= Continuously variable slope delta modulation =

Voice coding method

Continuously variable slope delta modulation (CVSD or CVSDM) is a voice coding method. It is a delta modulation with variable step size (i.e., special case of adaptive delta modulation), first proposed by Greefkes and Riemens in 1970.

CVSD encodes at 1 bit per sample, so that audio sampled at 16 kHz is encoded at 16 kbit/s.

The encoder maintains a reference sample and a step size. Each input sample is compared to the reference sample. If the input sample is larger, the encoder emits a 1 bit and adds the step size to the reference sample. If the input sample is smaller, the encoder emits a 0 bit and subtracts the step size from the reference sample. The encoder also keeps the previous N bits of output (N = 3 or N = 4 are very common) to determine adjustments to the step size; if the previous N bits are all 1s or 0s, the step size is increased. Otherwise, the step size is decreased (usually in an exponential manner, with $\tau$ being in the range of 5 ms). The step size is adjusted for every input sample processed.
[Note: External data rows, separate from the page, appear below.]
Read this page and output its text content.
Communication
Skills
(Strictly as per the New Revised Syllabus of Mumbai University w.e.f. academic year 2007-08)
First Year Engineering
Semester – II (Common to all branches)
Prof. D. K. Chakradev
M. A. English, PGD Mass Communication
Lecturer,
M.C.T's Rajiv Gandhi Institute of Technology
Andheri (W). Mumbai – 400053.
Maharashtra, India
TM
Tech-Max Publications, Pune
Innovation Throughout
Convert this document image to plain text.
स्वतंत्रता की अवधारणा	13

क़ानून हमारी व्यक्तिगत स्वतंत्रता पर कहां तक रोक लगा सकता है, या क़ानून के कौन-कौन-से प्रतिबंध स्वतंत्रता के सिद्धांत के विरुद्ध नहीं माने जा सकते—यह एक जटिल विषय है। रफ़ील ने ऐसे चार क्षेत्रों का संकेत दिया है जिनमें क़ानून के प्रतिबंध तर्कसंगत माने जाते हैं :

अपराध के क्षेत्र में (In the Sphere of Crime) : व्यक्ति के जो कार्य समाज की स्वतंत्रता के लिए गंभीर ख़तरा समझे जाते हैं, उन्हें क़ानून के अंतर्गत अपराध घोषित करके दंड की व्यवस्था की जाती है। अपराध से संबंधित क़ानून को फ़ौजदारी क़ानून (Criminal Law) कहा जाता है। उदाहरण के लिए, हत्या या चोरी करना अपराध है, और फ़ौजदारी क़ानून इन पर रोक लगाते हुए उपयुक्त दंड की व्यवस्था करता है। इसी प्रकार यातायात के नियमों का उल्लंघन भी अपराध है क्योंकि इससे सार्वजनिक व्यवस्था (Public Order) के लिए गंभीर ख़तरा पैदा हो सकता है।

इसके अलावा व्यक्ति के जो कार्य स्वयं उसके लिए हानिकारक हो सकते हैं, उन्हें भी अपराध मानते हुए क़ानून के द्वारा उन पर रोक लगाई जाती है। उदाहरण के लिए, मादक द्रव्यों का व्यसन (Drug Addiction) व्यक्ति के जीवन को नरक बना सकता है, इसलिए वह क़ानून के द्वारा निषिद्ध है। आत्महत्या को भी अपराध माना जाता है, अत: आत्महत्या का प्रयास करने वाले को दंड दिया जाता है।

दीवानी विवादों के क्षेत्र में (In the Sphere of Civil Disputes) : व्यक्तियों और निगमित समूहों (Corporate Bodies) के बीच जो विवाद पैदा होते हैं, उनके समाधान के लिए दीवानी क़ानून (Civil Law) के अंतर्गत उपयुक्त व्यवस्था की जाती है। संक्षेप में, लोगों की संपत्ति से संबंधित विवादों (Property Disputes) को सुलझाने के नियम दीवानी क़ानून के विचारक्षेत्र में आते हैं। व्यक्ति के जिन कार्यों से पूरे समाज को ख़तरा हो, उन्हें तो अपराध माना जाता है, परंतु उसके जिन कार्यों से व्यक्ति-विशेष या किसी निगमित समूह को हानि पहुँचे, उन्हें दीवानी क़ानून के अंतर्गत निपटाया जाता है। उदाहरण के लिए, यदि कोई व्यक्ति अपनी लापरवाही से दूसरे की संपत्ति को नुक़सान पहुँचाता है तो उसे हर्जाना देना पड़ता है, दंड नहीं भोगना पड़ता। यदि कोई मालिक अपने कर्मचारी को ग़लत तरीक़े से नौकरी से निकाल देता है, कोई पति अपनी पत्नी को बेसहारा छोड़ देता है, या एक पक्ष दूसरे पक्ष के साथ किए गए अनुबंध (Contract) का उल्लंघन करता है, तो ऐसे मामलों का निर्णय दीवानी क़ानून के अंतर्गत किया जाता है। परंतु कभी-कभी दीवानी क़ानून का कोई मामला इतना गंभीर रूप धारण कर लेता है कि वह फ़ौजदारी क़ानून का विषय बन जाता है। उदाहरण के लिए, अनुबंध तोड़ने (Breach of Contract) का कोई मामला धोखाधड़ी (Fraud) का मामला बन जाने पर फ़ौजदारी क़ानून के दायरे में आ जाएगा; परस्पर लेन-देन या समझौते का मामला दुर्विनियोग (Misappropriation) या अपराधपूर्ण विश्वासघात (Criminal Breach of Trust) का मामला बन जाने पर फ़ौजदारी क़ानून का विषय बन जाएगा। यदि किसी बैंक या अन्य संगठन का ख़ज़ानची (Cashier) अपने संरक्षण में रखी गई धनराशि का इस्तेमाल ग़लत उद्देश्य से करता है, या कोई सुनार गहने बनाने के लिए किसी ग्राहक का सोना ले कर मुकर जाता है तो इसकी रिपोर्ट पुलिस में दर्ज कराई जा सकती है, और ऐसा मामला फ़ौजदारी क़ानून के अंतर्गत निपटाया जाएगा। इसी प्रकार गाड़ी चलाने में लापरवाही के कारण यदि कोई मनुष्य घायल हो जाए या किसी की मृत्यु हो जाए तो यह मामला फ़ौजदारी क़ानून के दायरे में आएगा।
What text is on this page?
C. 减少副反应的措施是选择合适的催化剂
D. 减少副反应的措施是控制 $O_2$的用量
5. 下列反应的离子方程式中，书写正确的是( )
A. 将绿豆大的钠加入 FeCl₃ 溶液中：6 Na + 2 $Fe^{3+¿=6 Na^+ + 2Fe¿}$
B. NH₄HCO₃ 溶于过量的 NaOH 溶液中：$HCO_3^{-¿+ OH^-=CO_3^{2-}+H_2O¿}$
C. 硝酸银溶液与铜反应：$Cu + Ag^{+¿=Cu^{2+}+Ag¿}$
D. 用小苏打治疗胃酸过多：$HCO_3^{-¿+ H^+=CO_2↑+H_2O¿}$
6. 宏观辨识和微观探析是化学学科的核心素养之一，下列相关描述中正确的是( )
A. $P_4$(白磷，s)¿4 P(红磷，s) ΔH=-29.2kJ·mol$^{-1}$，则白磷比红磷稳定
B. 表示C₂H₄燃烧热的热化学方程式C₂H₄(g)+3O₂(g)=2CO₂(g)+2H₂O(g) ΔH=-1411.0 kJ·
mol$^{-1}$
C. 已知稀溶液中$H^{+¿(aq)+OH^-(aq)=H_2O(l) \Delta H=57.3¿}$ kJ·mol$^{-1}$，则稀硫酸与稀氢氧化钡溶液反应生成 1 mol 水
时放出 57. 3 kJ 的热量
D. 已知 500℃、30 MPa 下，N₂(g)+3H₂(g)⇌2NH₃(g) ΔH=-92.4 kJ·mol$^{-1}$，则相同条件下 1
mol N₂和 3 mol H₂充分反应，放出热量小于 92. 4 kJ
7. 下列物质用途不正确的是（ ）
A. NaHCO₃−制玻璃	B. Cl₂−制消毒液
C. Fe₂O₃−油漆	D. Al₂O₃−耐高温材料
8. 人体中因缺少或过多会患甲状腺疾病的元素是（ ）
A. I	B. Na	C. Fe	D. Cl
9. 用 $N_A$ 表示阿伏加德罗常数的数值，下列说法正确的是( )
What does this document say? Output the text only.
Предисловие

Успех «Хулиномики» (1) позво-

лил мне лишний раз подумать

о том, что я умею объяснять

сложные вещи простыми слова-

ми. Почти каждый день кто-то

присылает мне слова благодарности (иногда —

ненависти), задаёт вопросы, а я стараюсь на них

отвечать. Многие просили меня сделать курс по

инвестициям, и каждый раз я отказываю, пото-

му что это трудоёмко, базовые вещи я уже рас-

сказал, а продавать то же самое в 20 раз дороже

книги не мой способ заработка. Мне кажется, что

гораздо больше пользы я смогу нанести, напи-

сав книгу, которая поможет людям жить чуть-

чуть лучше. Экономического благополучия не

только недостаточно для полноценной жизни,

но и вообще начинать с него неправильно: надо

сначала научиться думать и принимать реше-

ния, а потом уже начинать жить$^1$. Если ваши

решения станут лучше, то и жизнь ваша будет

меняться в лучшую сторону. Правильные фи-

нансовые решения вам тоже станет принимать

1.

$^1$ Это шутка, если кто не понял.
To allow for bit errors to fade out and to allow (re)synchronization to an ongoing bitstream, the output register (which keeps the reference sample) is normally realized as a leaky integrator with a time constant ($\tau$) of about 1 ms.

The decoder reverses this process, starting with the reference sample, and adding or subtracting the step size according to the bit stream. The sequence of adjusted reference samples are the reconstructed waveform, and the step size is adjusted according to the same all-1s-or-0s logic as in the encoder.

Adaptation of step size allows one to avoid slope overload (step of quantization increases when the signal rapidly changes) and decreases granular noise when the signal is constant (decrease of step of quantisation).

CVSD is sometimes called a compromise between simplicity, low bitrate, and quality. Common bitrates are 9.6–128 kbit/s.

Like other delta-modulation techniques, the output of the decoder does not exactly match the original input to the encoder.

== Applications ==
12 kbit/s CVSD is used by Motorola's SECURENET line of digitally encrypted two-way radio products.

16 and 32 kbit/s CVSD were used by military TRI-TAC digital telephones (DNVT, DSVT) for use in deployed areas to provide voice recognition quality audio. 16 kbit/s rates were typically used by US Army forces to conserve bandwidth over tactical links. 32 kbit/s rates were typically used by US Air Force forces for improved voice quality.

64 kbit/s CVSD is one of the options to encode voice signals in telephony-related Bluetooth service profiles; e.g., between mobile phones and wireless headsets. The other options are PCM with logarithmic a-law or μ-law quantization, as well as mSBC codec featuring 16 kHz sample rate and best quality.

Numerous arcade games, such as Sinistar and Smash TV, and pinball machines, such as Gorgar or Space Shuttle, play pre-recorded speech through an HC-55516 CVSD decoder.

The Victor 9000 computer used a MC6852-SSDA chip and a CODEC supporting voice coding with CVSD modulation with a sampling rate of about 16KHz.